Boeing was awarded the contract by Pentagon to build four drone tankers for use by the US Navy on its aircraft carriers. Worth $805 million, the contract is for the development, delivery and support for four MQ-25 Stingray’s that will increase the range of aircrafts aboard US aircraft carriers. Plagued by issues of lesser range on F/A-18 Super Hornet and F-35 Lightning II Fighters, the Pentagon had invited aircraft majors to participate in a competition that would eventually result in the design, development, testing, production and delivery of four drone tankers.
Deliveries of the four tankers are expected in August 2024, with the Navy embarking on an ambitious plan to have 72 more tankers at a cost of $9.5 billion. Refueling of maritime aircraft aboard the carriers had acquired a sense of urgency considering the threat posed by the abilities of China and Russia to hit targets deep at sea. The ship launched MQ-25 will give a force multiplier effect to the aircraft, while dispensing with the need for aircraft to head back to the aircraft carriers for refueling.
The Super Hornets and F-35s would now have long range capabilities as a result of aerial refueling, that will give air dominance capabilities while also improving the performance of the air wings.

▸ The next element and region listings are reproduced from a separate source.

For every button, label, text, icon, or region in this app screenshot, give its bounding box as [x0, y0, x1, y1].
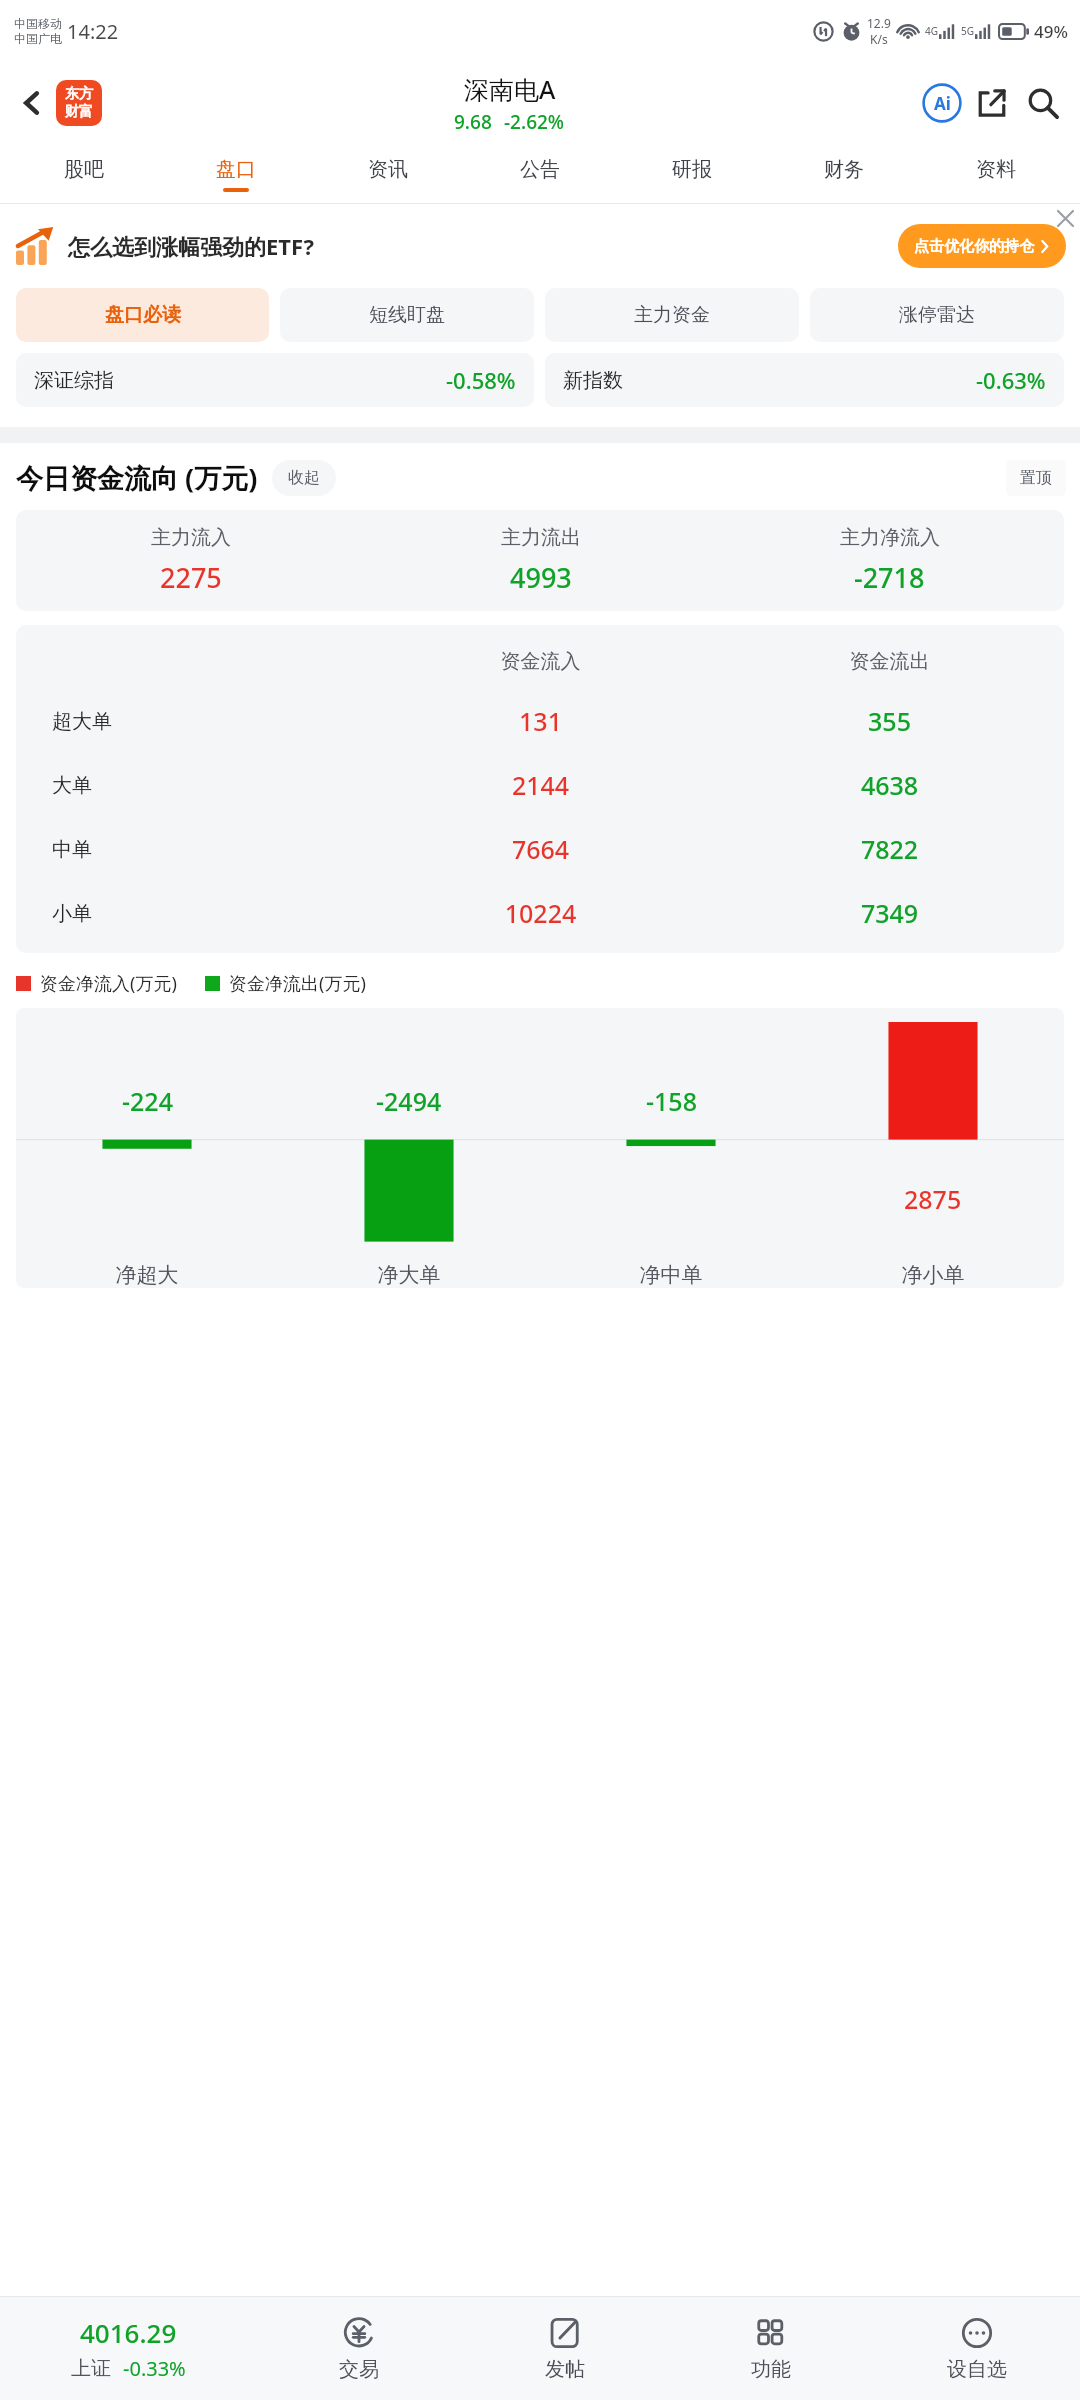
staticText: 设自选	[947, 2357, 1007, 2382]
staticText: 盘口	[216, 157, 256, 182]
staticText: 点击优化你的持仓	[914, 237, 1034, 256]
staticText: -2718	[854, 559, 925, 596]
button[interactable]: 股吧	[8, 144, 160, 204]
staticText: 7822	[715, 832, 1064, 866]
button[interactable]: Search	[1018, 78, 1068, 128]
staticText: 4993	[510, 559, 572, 596]
staticText: 131	[366, 704, 715, 738]
staticText: 功能	[751, 2357, 791, 2382]
button[interactable]: 研报	[616, 144, 768, 204]
button[interactable]: 发帖	[462, 2296, 668, 2400]
staticText: 12.9	[867, 15, 891, 31]
staticText: 10224	[366, 896, 715, 930]
button[interactable]: 主力资金	[545, 288, 799, 342]
staticText: 资讯	[368, 157, 408, 182]
staticText: Ai	[934, 92, 951, 115]
staticText: 49%	[1034, 20, 1068, 43]
staticText: -224	[122, 1084, 173, 1118]
staticText: 中国移动	[14, 16, 62, 31]
staticText: 超大单	[52, 709, 366, 734]
button[interactable]: 交易	[256, 2296, 462, 2400]
staticText: 研报	[672, 157, 712, 182]
staticText: 主力流出	[501, 525, 581, 550]
staticText: 资金净流入(万元)	[40, 971, 177, 996]
button[interactable]: 收起	[272, 460, 336, 496]
staticText: 2144	[366, 768, 715, 802]
button[interactable]: 怎么选到涨幅强劲的ETF?	[16, 204, 1066, 288]
staticText: 怎么选到涨幅强劲的ETF?	[68, 231, 315, 261]
staticText: 净大单	[278, 1262, 540, 1288]
staticText: 5G	[961, 24, 974, 38]
button[interactable]: 点击优化你的持仓	[898, 224, 1066, 268]
staticText: -158	[646, 1084, 697, 1118]
button[interactable]: 东方财富	[56, 80, 102, 126]
staticText: 净超大	[16, 1262, 278, 1288]
button[interactable]: 设自选	[874, 2296, 1080, 2400]
staticText: 资金流入	[366, 649, 715, 674]
staticText: 新指数	[563, 368, 623, 393]
staticText: 今日资金流向 (万元)	[16, 459, 258, 496]
staticText: 净中单	[540, 1262, 802, 1288]
staticText: 14:22	[67, 18, 119, 45]
staticText: 净小单	[802, 1262, 1064, 1288]
staticText: 主力净流入	[840, 525, 940, 550]
button[interactable]: Back	[10, 81, 54, 125]
button[interactable]: 新指数	[545, 353, 1064, 407]
staticText: 355	[715, 704, 1064, 738]
staticText: 短线盯盘	[369, 303, 445, 327]
staticText: -0.63%	[976, 365, 1046, 395]
staticText: 7664	[366, 832, 715, 866]
staticText: 东方	[65, 85, 93, 103]
button[interactable]: 盘口必读	[16, 288, 269, 342]
staticText: 财务	[824, 157, 864, 182]
staticText: 4016.29	[80, 2315, 177, 2350]
staticText: 中单	[52, 837, 366, 862]
staticText: 财富	[65, 103, 93, 121]
staticText: 主力流入	[151, 525, 231, 550]
staticText: K/s	[870, 31, 888, 47]
staticText: 深南电A	[464, 72, 556, 106]
button[interactable]: 短线盯盘	[280, 288, 534, 342]
button[interactable]: 资料	[920, 144, 1072, 204]
staticText: -0.58%	[446, 365, 516, 395]
button[interactable]: 功能	[668, 2296, 874, 2400]
staticText: 4G	[925, 24, 938, 38]
staticText: 9.68	[454, 109, 492, 135]
staticText: 收起	[288, 468, 320, 488]
staticText: 2275	[160, 559, 222, 596]
staticText: 上证	[71, 2356, 111, 2381]
staticText: 小单	[52, 901, 366, 926]
staticText: 交易	[339, 2357, 379, 2382]
button[interactable]: 盘口	[160, 144, 312, 204]
button[interactable]: 深证综指	[16, 353, 534, 407]
staticText: -2494	[376, 1084, 442, 1118]
staticText: 深证综指	[34, 368, 114, 393]
staticText: -2.62%	[504, 109, 565, 135]
staticText: 资金流出	[715, 649, 1064, 674]
staticText: 盘口必读	[105, 303, 181, 327]
staticText: 涨停雷达	[899, 303, 975, 327]
button[interactable]: 置顶	[1006, 460, 1066, 496]
staticText: 大单	[52, 773, 366, 798]
staticText: 发帖	[545, 2357, 585, 2382]
staticText: 资料	[976, 157, 1016, 182]
staticText: 主力资金	[634, 303, 710, 327]
button[interactable]: 资讯	[312, 144, 464, 204]
button[interactable]: AI助手	[918, 79, 966, 127]
staticText: 公告	[520, 157, 560, 182]
staticText: 4638	[715, 768, 1064, 802]
button[interactable]: Share	[968, 79, 1016, 127]
staticText: 资金净流出(万元)	[229, 971, 366, 996]
staticText: 7349	[715, 896, 1064, 930]
staticText: 置顶	[1020, 468, 1052, 488]
button[interactable]: 财务	[768, 144, 920, 204]
staticText: 中国广电	[14, 31, 62, 46]
button[interactable]: Close	[1052, 205, 1078, 231]
button[interactable]: 公告	[464, 144, 616, 204]
staticText: -0.33%	[123, 2355, 186, 2382]
button[interactable]: 4016.29	[0, 2296, 256, 2400]
staticText: 2875	[904, 1182, 962, 1216]
staticText: 股吧	[64, 157, 104, 182]
button[interactable]: 涨停雷达	[810, 288, 1064, 342]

Boeing will receive $79 million of the contract amount to commence work, while will be undertaken mostly in St.Louis, with a part of the work planned to be undertaken in San Deigo.
The performance of aircraft launched off the ramps of aircraft carriers are determined to a great extent by the long range capabilities – the ability to hit targets deep at sea and on land. The robotic refueling drones are slated to fly 500 nautical miles from the carriers and refuel aircraft midair with a payload of 15,000 pounds of fuel. This mid air refueling will give the fighter aircraft an extension of flying range by almost 400 nautical miles. The drones will be designed to work with the existing catapult launch and recovery systems in place in aircraft carriers.